Matteo Garrone a fait son entrée dans le monde du cinéma par la grande porte : après cinq films remarqués – dont Premier Amour, vainqueur de l’Ours d’argent de la meilleure musique à Berlin en 2004 – son désormais célèbre Gomorra remporte le Grand prix au Festival de Cannes en 2008. Récit de vies abîmées par le règne de la Camorra (la mafia italienne) dans une cité de Naples, le film est une brillante adaptation du roman éponyme, écrit par le journaliste Roberto Saviano. Un premier Grand prix en poche, le cinéaste ne s’arrête pas là : il en remporte un deuxième en 2012, pour son film Reality, où Aniello Arena, ancien membre de la Camorra devenu acteur en prison, campe un homme dépressif rêvant de faire carrière dans la téléréalité…
Avec son récent long-métrage, Dogman (2018), Matteo Garrone entre dans le cercle fermé des cinéastes réconciliant public et critique : en contant l’histoire de Marcello (Marcello Fonte), un toiletteur pour chien contraint de dealer pour subsister, le réalisateur italien met en garde sur les danger du populisme. Carton plein. Marcello Fonte quitte la Croisette et retrouve Naples avec un prix d’interprétation sous le bras.
“Pinocchio” (2019) de Matteo Garrone, bande-annonce.
Si noirceur, dépression, pauvreté et criminalité reviennent comme des leitmotivs dans l’œuvre de Matteo Garrone, il semblait (trop) évident pour le cinéaste italien de mettre en scène Pinocchio dans sa version la plus sombre. On aurait alors assisté à un conte pour enfants version film noir, avec déferlante d’hémoglobine et panoplies de Beretta – pour un Pinocchio 2.0 beaucoup trop glauque.
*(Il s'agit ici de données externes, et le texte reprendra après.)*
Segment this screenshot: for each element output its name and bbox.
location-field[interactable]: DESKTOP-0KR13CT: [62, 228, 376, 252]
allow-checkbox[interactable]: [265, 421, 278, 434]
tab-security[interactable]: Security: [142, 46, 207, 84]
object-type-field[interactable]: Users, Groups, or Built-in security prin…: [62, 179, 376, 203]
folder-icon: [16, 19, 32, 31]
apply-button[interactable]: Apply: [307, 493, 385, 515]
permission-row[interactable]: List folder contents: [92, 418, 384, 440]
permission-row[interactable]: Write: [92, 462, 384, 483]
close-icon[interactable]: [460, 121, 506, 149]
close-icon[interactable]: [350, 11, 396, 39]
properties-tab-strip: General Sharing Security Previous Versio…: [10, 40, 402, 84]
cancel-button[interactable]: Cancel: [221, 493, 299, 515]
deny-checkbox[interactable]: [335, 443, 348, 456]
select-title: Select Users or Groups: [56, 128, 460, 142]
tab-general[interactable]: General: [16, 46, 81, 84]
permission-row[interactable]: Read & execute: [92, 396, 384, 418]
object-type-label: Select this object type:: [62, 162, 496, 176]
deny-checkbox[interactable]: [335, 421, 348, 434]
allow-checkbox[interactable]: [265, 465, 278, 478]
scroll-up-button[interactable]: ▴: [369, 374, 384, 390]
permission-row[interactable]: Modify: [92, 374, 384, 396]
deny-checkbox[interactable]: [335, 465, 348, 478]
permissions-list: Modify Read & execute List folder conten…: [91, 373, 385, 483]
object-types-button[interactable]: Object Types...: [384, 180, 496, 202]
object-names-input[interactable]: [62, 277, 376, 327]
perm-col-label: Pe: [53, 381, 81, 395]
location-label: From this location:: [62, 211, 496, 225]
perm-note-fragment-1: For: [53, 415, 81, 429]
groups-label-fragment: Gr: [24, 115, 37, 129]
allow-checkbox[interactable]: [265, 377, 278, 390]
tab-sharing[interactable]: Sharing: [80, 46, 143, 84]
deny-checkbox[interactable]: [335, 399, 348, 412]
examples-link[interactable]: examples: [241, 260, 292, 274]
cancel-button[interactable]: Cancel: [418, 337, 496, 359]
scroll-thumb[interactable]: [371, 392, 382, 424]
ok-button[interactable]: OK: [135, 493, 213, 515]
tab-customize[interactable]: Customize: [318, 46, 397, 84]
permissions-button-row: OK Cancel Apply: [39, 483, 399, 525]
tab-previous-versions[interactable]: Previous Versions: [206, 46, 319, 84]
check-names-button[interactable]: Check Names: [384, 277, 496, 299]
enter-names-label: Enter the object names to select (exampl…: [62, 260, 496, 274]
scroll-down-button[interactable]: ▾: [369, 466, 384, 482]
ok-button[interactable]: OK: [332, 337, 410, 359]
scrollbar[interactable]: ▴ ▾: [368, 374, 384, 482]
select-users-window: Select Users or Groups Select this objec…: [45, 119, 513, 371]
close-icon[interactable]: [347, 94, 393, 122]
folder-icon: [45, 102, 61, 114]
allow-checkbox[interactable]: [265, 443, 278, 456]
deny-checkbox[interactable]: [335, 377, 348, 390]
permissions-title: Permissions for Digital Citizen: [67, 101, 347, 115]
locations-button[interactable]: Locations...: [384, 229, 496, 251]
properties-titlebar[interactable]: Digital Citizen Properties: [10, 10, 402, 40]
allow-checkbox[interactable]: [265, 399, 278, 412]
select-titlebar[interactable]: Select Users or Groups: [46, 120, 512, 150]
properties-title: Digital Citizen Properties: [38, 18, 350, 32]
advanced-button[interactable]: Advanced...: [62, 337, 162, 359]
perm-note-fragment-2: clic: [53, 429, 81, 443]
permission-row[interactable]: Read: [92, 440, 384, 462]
Mais le réalisateur ne semble jamais se placer là où on l’attend : à l’inverse, il est plus que fidèle à l’histoire originelle imaginée par Carlo Collodi – puis reprise au cinéma par Roberto Benigni en 2002 – où un pauvre menuisier donne vie à un morceau de bois et l'aime comme un fils. En soi, rien d’innovant. Mais avec son dixième long-métrage, Matteo Garrone va plus loin.
Son audace : grimer l'acteur et cinéaste Roberto Benigni en Geppetto (le père du petit garçon en bois) alors que le réalisteur de La vie est belle (1997) a déjà porté le conte à l'écran, et lui-même interprété Pinnochio. Aujourd'hui, l'acteur de 67 ans se voit offrir un tout autre rôle – sans doute effrayant pour un acteur vieillissant –, celui du père menuisier, Geppetto. Quant à Matteo Garrone, alors qu'il semble épris des fables sur la mafia, excelle en chef d'orchestre fantastique, avec des effets spéciaux ultra maîtrisés et des touches dramatiques et humoristiques hyper calibrées. Il réussit un pari difficile pour les films fantastiques, réunissant parents nostalgiques et enfants émerveillés par les subterfuges de la mise en scène (qui fait beaucoup penser à l'univers d'un certain Tim Burton).
Et si, finalement, Matteo Garrone excellait avant tout dans un univers édulcoré ? Avec Tale of Tales, sorti en 2015 mais boudé des festivals, le réalisateur de Gomorra s’illustre pour la première fois en maître du fantastique : il adapte Le Conte des contes de Giambattista Basile et le transpose dans un monde où l'on suit aussi bien des sorciers, des fées, mais aussi des monstres, des ogres, des courtisans et des saltimbanques, campés par des acteurs stars (Salma Hayek, Vincent Cassel, Stacy Martin…).
Mais l’histoire de Pinnochio est tout sauf rose. Elle se rapproche même des drames primés du cinéaste italien : pauvreté, séparation, danger et escroquerie sont finalement les thèmes principaux du conte imaginé par Carlo Collodi en 1881. Matteo Garrone en fait une relecture actuelle, à la fois tangible et fantasmée, ne dénaturant pas l'écriture originelle : il prouve que si le monde est cruel, il sait parfois se montrer tendre et édulcoré. Son cinéma aussi.
Pinocchio (2019) de Matteo Garrone, le 4 mai sur Amazon Prime.